Quiero correr a mi ordenador y hacer más proyecciones presupuestarias, por lo menos hasta 2040; pero ya sé lo que revelarán: que con todos nuestros gastos, incluido el de enviar a nuestros respectivos padres sendos cheques todos los meses para suplementar sus míseras pensiones, tenemos para sobrevivir unos seis meses antes de que las cosas se pongan feas.

—Tienes cuarenta y siete años —digo.

—Y tú cuarenta y cuatro —replica—. ¿Qué pretendes decir?

—¿Qué pretendo decir? Lo que pretendo decir es que tendrás que teñirte el pelo —digo, mirando sus sienes cada vez más grises.

—¿Por qué demonios voy a teñirme el pelo?

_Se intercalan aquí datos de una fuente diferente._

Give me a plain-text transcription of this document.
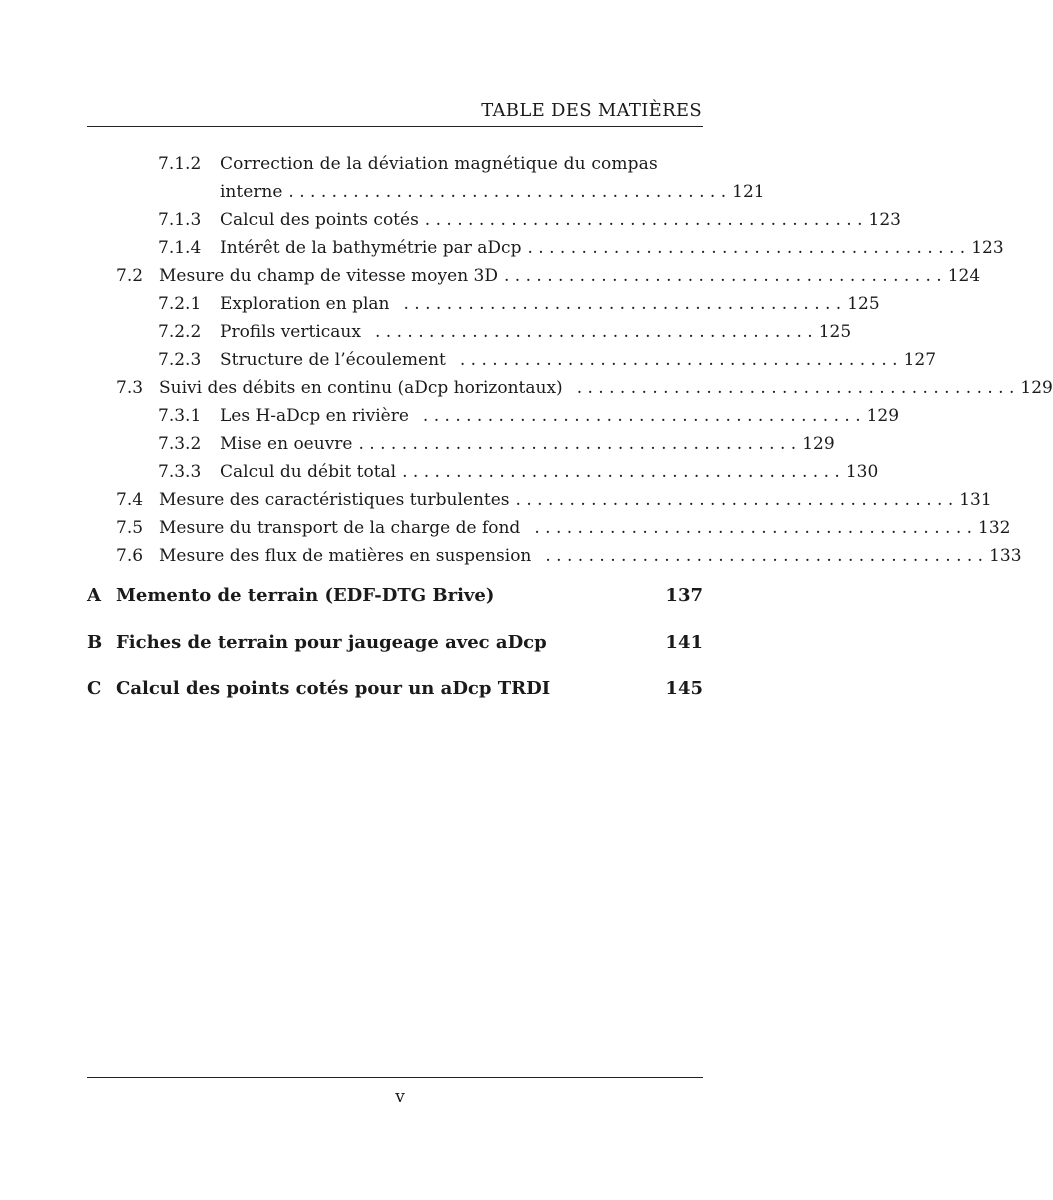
TABLE DES MATIÈRES
7.1.2 Correction de la déviation magnétique du compas
interne . . . . . . . . . . . . . . . . . . . . . . . . . . . . . . . . . . . . . . . . . 121
7.1.3 Calcul des points cotés . . . . . . . . . . . . . . . . . . . . . . . . . . . . . . . . . . . . . . . . . 123
7.1.4 Intérêt de la bathymétrie par aDcp . . . . . . . . . . . . . . . . . . . . . . . . . . . . . . . . . . . . . . . . . 123
7.2 Mesure du champ de vitesse moyen 3D . . . . . . . . . . . . . . . . . . . . . . . . . . . . . . . . . . . . . . . . . 124
7.2.1 Exploration en plan . . . . . . . . . . . . . . . . . . . . . . . . . . . . . . . . . . . . . . . . . 125
7.2.2 Profils verticaux . . . . . . . . . . . . . . . . . . . . . . . . . . . . . . . . . . . . . . . . . 125
7.2.3 Structure de l’écoulement . . . . . . . . . . . . . . . . . . . . . . . . . . . . . . . . . . . . . . . . . 127
7.3 Suivi des débits en continu (aDcp horizontaux) . . . . . . . . . . . . . . . . . . . . . . . . . . . . . . . . . . . . . . . . . 129
7.3.1 Les H-aDcp en rivière . . . . . . . . . . . . . . . . . . . . . . . . . . . . . . . . . . . . . . . . . 129
7.3.2 Mise en oeuvre . . . . . . . . . . . . . . . . . . . . . . . . . . . . . . . . . . . . . . . . . 129
7.3.3 Calcul du débit total . . . . . . . . . . . . . . . . . . . . . . . . . . . . . . . . . . . . . . . . . 130
7.4 Mesure des caractéristiques turbulentes . . . . . . . . . . . . . . . . . . . . . . . . . . . . . . . . . . . . . . . . . 131
7.5 Mesure du transport de la charge de fond . . . . . . . . . . . . . . . . . . . . . . . . . . . . . . . . . . . . . . . . . 132
7.6 Mesure des flux de matières en suspension . . . . . . . . . . . . . . . . . . . . . . . . . . . . . . . . . . . . . . . . . 133
A Memento de terrain (EDF-DTG Brive)	137
B Fiches de terrain pour jaugeage avec aDcp	141
C Calcul des points cotés pour un aDcp TRDI	145
v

—Porque va a ser increíblemente difícil que encuentres trabajo. Eres demasiado mayor. Cuestas demasiado. Nadie querrá contratarte. Querrán contratar a un tipo de veintiocho años, sin hijos y sin la mitad del sueldo hipotecado, que sepa usar Facebook, Tumblr y Twitter.

—Yo tengo una cuenta en Facebook —dice—, pero no vivo en Facebook.

—No, claro. Sólo lo usas para anunciarle al mundo que te han despedido.

—«Libre» se puede interpretar de muchas maneras. Mira, Alice, siento mucho que estés asustada, pero hay momentos en la vida en que hay que dar el salto. Y si no tienes el valor de saltar tú mismo, pues bien, al final vendrá alguien que te empujará por la puta ventana.